Дальский попытался изобразить удивление, но сам понял, что получилось плохо. Однако Шамиль вдруг разозлился.
— Думаешь, нам нужны твои деньги? Считаешь, что заплатишь и просто уйдешь?
— Твои люди уже обчистили мои карманы.
— Они взяли себе за работу. Если этого будет мало, я им еще дам. Я — богатый человек, у меня есть банк…
— Знаю, — согласился Алексей. — Тогда зачем тебе залезать в мои карманы? Ты ведь и так берешь, сколько хочешь, из тех средств, которые направляются в Чечню. Неужели думаешь, что ваш президент станет это терпеть?
— С Кадыровым мы договоримся. А если нет, в Чечне будет новый президент.
Дальский промолчал, понимая, что говорить, а тем более спорить с Шамилем на эту тему лучше не стоит.

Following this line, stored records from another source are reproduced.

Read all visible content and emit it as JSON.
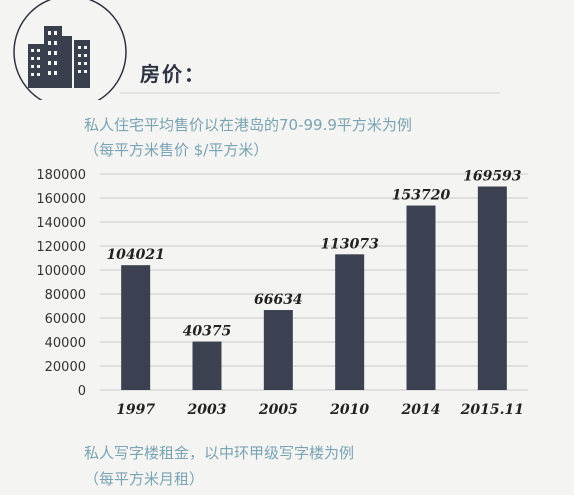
{
  "header": {
    "icon": "building-icon",
    "title": "房价："
  },
  "chart_section": {
    "subtitle_line1": "私人住宅平均售价以在港岛的70-99.9平方米为例",
    "subtitle_line2": "（每平方米售价 $/平方米）"
  },
  "next_section": {
    "subtitle_line1": "私人写字楼租金，以中环甲级写字楼为例",
    "subtitle_line2": "（每平方米月租）"
  },
  "colors": {
    "bar": "#3c4152",
    "accent_text": "#7aa3b3",
    "title_text": "#2d3340",
    "gridline": "#c8c8c8"
  },
  "chart_data": {
    "type": "bar",
    "categories": [
      "1997",
      "2003",
      "2005",
      "2010",
      "2014",
      "2015.11"
    ],
    "values": [
      104021,
      40375,
      66634,
      113073,
      153720,
      169593
    ],
    "data_labels": [
      "104021",
      "40375",
      "66634",
      "113073",
      "153720",
      "169593"
    ],
    "ylim": [
      0,
      180000
    ],
    "yticks": [
      0,
      20000,
      40000,
      60000,
      80000,
      100000,
      120000,
      140000,
      160000,
      180000
    ],
    "ytick_labels": [
      "0",
      "20000",
      "40000",
      "60000",
      "80000",
      "100000",
      "120000",
      "140000",
      "160000",
      "180000"
    ],
    "grid": true,
    "legend": "none",
    "title": "",
    "xlabel": "",
    "ylabel": ""
  }
}
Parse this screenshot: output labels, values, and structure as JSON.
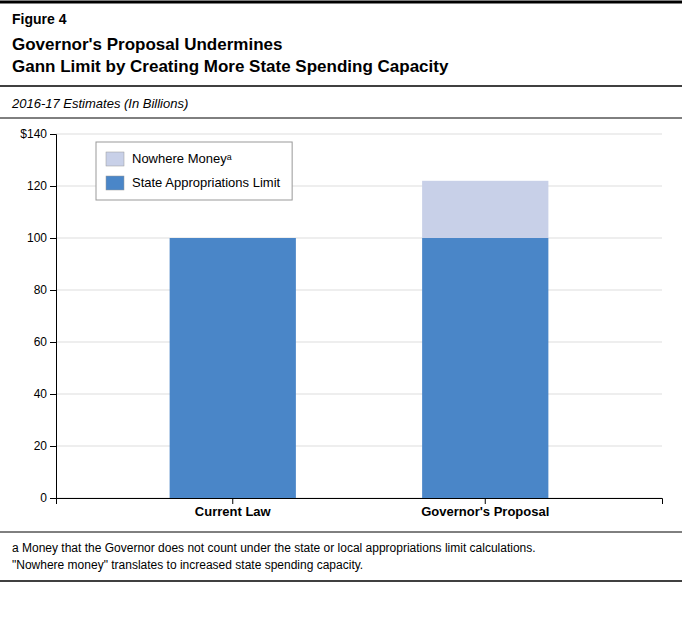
{
  "chart_data": {
    "type": "bar",
    "stacked": true,
    "title": "Governor's Proposal Undermines\nGann Limit by Creating More State Spending Capacity",
    "subtitle": "2016-17 Estimates (In Billions)",
    "annotations": [
      "Figure 4",
      "a Money that the Governor does not count under the state or local appropriations limit calculations.\n\"Nowhere money\" translates to increased state spending capacity."
    ],
    "categories": [
      "Current Law",
      "Governor's Proposal"
    ],
    "series": [
      {
        "name": "State Appropriations Limit",
        "color": "#4A86C8",
        "values": [
          100,
          100
        ]
      },
      {
        "name": "Nowhere Moneyᵃ",
        "color": "#C8D0E8",
        "values": [
          0,
          22
        ]
      }
    ],
    "ylim": [
      0,
      140
    ],
    "yticks": [
      0,
      20,
      40,
      60,
      80,
      100,
      120,
      {
        "value": 140,
        "label": "$140"
      }
    ],
    "grid": true,
    "legend": "upper left"
  }
}
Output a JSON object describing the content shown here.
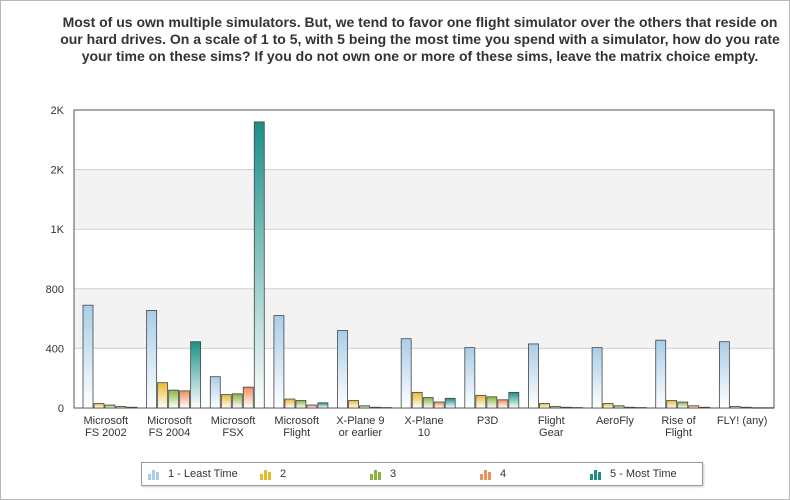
{
  "title": "Most of us own multiple simulators. But, we tend to favor one flight simulator over the others that reside on our hard drives. On a scale of 1 to 5, with 5 being the most time you spend with a simulator, how do you rate your time on these sims?   If you do not own one or more of these sims, leave the matrix choice empty.",
  "chart_data": {
    "type": "bar",
    "categories": [
      [
        "Microsoft",
        "FS 2002"
      ],
      [
        "Microsoft",
        "FS 2004"
      ],
      [
        "Microsoft",
        "FSX"
      ],
      [
        "Microsoft",
        "Flight"
      ],
      [
        "X-Plane 9",
        "or earlier"
      ],
      [
        "X-Plane",
        "10"
      ],
      [
        "P3D"
      ],
      [
        "Flight",
        "Gear"
      ],
      [
        "AeroFly"
      ],
      [
        "Rise of",
        "Flight"
      ],
      [
        "FLY! (any)"
      ]
    ],
    "series": [
      {
        "name": "1 - Least Time",
        "color": "#a9cde8",
        "values": [
          690,
          655,
          210,
          620,
          520,
          465,
          405,
          430,
          405,
          455,
          445
        ]
      },
      {
        "name": "2",
        "color": "#e8b830",
        "values": [
          30,
          170,
          90,
          60,
          50,
          105,
          85,
          30,
          30,
          50,
          10
        ]
      },
      {
        "name": "3",
        "color": "#8ab340",
        "values": [
          20,
          120,
          95,
          50,
          15,
          70,
          75,
          10,
          15,
          40,
          5
        ]
      },
      {
        "name": "4",
        "color": "#f0905a",
        "values": [
          10,
          115,
          140,
          20,
          5,
          40,
          55,
          5,
          5,
          15,
          2
        ]
      },
      {
        "name": "5 - Most Time",
        "color": "#1a9088",
        "values": [
          5,
          445,
          1920,
          35,
          3,
          65,
          105,
          3,
          3,
          5,
          2
        ]
      }
    ],
    "yticks": [
      0,
      400,
      800,
      1200,
      1600,
      2000
    ],
    "ytick_labels": [
      "0",
      "400",
      "800",
      "1K",
      "2K",
      "2K"
    ],
    "ylim": [
      0,
      2000
    ],
    "grid": true,
    "legend_position": "bottom"
  }
}
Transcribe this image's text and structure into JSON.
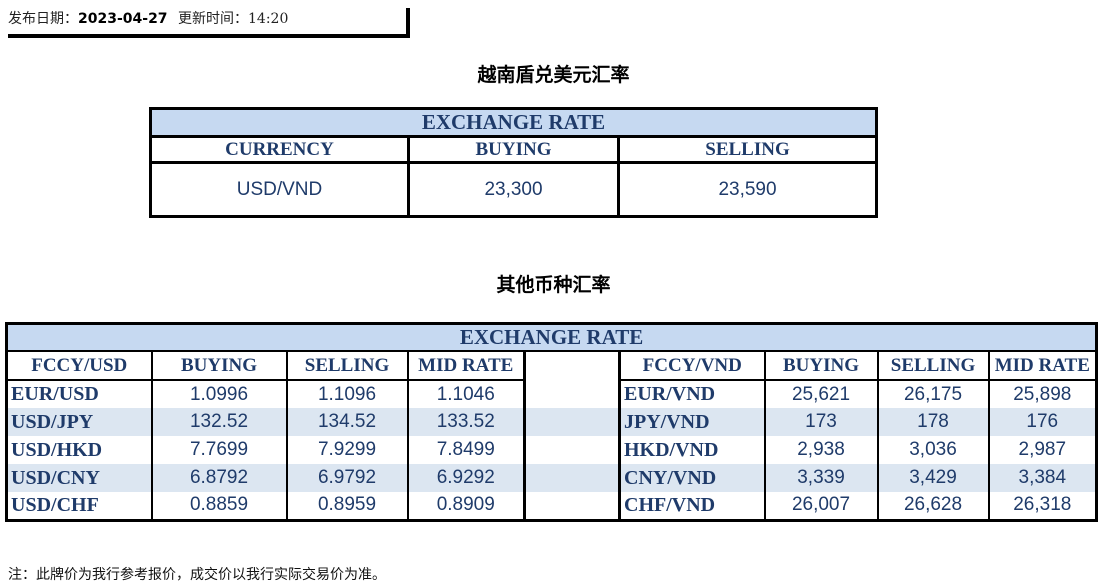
{
  "header": {
    "publish_label": "发布日期：",
    "publish_date": "2023-04-27",
    "update_label": "更新时间：",
    "update_time": "14:20"
  },
  "section1": {
    "title": "越南盾兑美元汇率",
    "caption": "EXCHANGE RATE",
    "columns": [
      "CURRENCY",
      "BUYING",
      "SELLING"
    ],
    "row": [
      "USD/VND",
      "23,300",
      "23,590"
    ]
  },
  "section2": {
    "title": "其他币种汇率",
    "caption": "EXCHANGE  RATE",
    "left_columns": [
      "FCCY/USD",
      "BUYING",
      "SELLING",
      "MID RATE"
    ],
    "right_columns": [
      "FCCY/VND",
      "BUYING",
      "SELLING",
      "MID RATE"
    ],
    "rows": [
      {
        "l": [
          "EUR/USD",
          "1.0996",
          "1.1096",
          "1.1046"
        ],
        "r": [
          "EUR/VND",
          "25,621",
          "26,175",
          "25,898"
        ]
      },
      {
        "l": [
          "USD/JPY",
          "132.52",
          "134.52",
          "133.52"
        ],
        "r": [
          "JPY/VND",
          "173",
          "178",
          "176"
        ]
      },
      {
        "l": [
          "USD/HKD",
          "7.7699",
          "7.9299",
          "7.8499"
        ],
        "r": [
          "HKD/VND",
          "2,938",
          "3,036",
          "2,987"
        ]
      },
      {
        "l": [
          "USD/CNY",
          "6.8792",
          "6.9792",
          "6.9292"
        ],
        "r": [
          "CNY/VND",
          "3,339",
          "3,429",
          "3,384"
        ]
      },
      {
        "l": [
          "USD/CHF",
          "0.8859",
          "0.8959",
          "0.8909"
        ],
        "r": [
          "CHF/VND",
          "26,007",
          "26,628",
          "26,318"
        ]
      }
    ]
  },
  "note": "注：此牌价为我行参考报价，成交价以我行实际交易价为准。",
  "colors": {
    "text": "#1f3b6a",
    "caption_bg": "#c6d9f1",
    "stripe": "#dce6f1"
  }
}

— Ты, что ли, никогда не брал чужого? Только ты воровал, а мы всегда берем лишь то, что нам надо. Двадцать лет назад мой брат помог тебе стать богатым, а ты кинул его, подло обманул. Потом дал немного денег и решил, что все закончилось. Все закончится, когда мы так решим! В России честный человек не может быть богатым. А ты самый богатый, значит, самый большой обманщик. Один умный человек сказал, что двадцать лет назад, когда в России устроили приватизацию, на поверхность всплыла пена. Вот ты и есть пена. А мы волки. Надо будет — порвем, а захотим — оставим на потом. Тебе не уйти от нас никогда, потому что ты один, а мы — стая. Тебя даже друзья продали…
Шамиль посмотрел куда-то за спину Дальского, и Алексей понял, что они уже не одни в комнате. Обернулся и увидел стоящего в дверном проеме Федотова.
— Ну, что, Максим Михайлович, — произнес заместитель олигарха, проходя в комнату и усаживаясь в третье кресло, — не ожидали увидеть меня здесь? Думали, можно меня оскорблять, унижать, а я все это буду терпеть?
— Вообще-то русский народ унижение терпит безвозмездно, а ты миллиарды компенсации получил за мой один косой взгляд…
Федотов тоже закинул было ногу на ногу, но тут же опустил ее на пол.
— Кто бы говорил о русском народе! — возмутился Борис Борисович. — Затем обернулся к Шамилю: — Шамиль Мурадович, я просто не могу смотреть на этого подлеца! Избавьте меня, пожалуйста, от его колкостей.
— Скоро избавим, — кивнул Шамиль. И обратился к Дальскому: — Если ты думаешь, что отсюда можно убежать, то глубоко ошибаешься — в доме шесть вооруженных человек. Это очень опытные люди.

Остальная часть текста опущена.